I think the 3-horizon view makes good sense (although I see the 2nd horizon as a bit more involved than you do). And I also see the Gospel of John as an outlier since it appears to only anticipate the final resurrection.
Andrew, I think the answer to…
In John’s disembodied narrative it is harder to connect this with the coming historical judgment on Jerusalem, and it may not amount to a direct allusion to Daniel 12:2.
…is in this…
Daniel imagined a limited resurrection of both the righteous and the wicked at the time of the deliverance of Israel from internal and external pressures that threatened to destroy the covenant. … Notice that a judgment of the dead in some sort of afterlife is not contemplated: the dead have to be raised to new life in the course of history in order to be judged.
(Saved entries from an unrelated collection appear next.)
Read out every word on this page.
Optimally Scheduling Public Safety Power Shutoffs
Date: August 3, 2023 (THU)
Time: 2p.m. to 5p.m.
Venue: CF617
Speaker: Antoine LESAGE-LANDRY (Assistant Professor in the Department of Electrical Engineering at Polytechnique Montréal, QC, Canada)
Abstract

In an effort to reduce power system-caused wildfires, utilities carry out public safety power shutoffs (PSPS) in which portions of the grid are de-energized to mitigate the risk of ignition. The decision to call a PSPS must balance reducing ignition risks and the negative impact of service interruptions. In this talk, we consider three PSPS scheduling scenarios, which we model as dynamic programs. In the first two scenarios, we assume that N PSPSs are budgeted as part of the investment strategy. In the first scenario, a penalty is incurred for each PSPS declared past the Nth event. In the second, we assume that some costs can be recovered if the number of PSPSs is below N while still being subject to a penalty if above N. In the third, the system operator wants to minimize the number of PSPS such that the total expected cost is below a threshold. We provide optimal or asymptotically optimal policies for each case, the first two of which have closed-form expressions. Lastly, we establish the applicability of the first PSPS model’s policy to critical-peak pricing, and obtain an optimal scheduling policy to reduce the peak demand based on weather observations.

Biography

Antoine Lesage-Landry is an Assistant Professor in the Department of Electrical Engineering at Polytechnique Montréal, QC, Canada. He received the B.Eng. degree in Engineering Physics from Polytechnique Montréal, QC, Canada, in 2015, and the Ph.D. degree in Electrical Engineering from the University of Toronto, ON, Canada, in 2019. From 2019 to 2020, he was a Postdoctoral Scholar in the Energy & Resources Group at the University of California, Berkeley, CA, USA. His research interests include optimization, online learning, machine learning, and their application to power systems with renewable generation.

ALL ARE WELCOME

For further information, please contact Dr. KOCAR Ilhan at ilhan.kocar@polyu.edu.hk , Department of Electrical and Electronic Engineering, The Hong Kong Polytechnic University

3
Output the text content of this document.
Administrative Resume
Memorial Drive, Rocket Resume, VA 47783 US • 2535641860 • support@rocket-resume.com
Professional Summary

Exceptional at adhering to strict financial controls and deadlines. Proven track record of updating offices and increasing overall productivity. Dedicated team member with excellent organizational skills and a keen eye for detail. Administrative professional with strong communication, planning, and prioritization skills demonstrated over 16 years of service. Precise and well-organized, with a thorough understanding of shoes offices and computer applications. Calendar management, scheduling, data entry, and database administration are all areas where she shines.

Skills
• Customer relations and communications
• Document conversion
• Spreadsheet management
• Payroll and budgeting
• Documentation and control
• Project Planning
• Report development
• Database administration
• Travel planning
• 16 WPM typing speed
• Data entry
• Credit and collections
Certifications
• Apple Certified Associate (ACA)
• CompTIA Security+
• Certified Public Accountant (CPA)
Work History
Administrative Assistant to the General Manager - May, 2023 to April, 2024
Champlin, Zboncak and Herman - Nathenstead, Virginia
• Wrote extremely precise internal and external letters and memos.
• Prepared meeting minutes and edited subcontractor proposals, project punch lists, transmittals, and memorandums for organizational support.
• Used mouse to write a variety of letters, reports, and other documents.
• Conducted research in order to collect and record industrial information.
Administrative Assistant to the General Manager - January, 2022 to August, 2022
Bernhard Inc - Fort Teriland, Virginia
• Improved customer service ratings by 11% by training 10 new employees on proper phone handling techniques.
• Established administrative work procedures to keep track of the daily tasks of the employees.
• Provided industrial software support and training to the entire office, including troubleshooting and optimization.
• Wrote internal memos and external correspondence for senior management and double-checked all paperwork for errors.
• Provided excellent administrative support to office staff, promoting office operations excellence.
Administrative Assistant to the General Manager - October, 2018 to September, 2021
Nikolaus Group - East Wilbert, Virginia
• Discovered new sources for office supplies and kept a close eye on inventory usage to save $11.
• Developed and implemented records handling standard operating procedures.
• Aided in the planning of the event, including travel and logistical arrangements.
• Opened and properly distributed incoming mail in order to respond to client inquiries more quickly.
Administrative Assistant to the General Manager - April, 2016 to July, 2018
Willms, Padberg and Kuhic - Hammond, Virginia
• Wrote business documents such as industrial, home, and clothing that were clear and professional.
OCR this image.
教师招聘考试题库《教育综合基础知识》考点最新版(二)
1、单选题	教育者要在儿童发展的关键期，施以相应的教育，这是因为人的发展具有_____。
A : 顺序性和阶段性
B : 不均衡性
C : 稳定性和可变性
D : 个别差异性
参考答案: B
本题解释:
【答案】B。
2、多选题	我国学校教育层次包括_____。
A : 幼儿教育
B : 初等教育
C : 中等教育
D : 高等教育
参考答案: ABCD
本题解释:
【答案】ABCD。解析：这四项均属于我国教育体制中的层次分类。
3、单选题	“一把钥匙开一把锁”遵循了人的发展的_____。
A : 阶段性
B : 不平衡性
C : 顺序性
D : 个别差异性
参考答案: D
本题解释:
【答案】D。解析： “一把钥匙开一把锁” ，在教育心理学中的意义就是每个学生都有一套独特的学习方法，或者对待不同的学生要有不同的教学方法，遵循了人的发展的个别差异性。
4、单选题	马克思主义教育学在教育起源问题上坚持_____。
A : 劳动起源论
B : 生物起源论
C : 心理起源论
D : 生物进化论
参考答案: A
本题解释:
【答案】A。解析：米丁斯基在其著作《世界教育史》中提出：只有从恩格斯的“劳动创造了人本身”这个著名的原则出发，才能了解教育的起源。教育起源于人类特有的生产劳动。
IOW… the John 5 account was fully pertinent to that AD30-70 era where Israel’s covenant renewal, i.e., resurrection, was occurring. The wise grasping and running with it were, for the most part, delivered and yet others having grasped it, would in reversion, would fall away to destruction (Gal 2:18; 3:1; 5:4; 2Pet 2:20-22; Heb 10:39 et al).
This then tallies with…
Dan 12:2 OG And many of those who sleep in the flat of the earth will arise, some to everlasting life but others to shame and others to dispersion [and contempt] everlasting.
Thoughts?
@davo:
Yes, it can be argued that John 5 is fully pertinent to the period leading up to the war, but it seems to me in that case that we have supplied the historical setting. Does the Jesus of the Gospel of John say anything that shows he had in mind such a concrete historical outcome? There is no apocalyptic discourse in John. Perhaps this is why the incident in the temple is moved to the beginning of the story—it is the only passage that suggests a historical orientation for the language of judgment?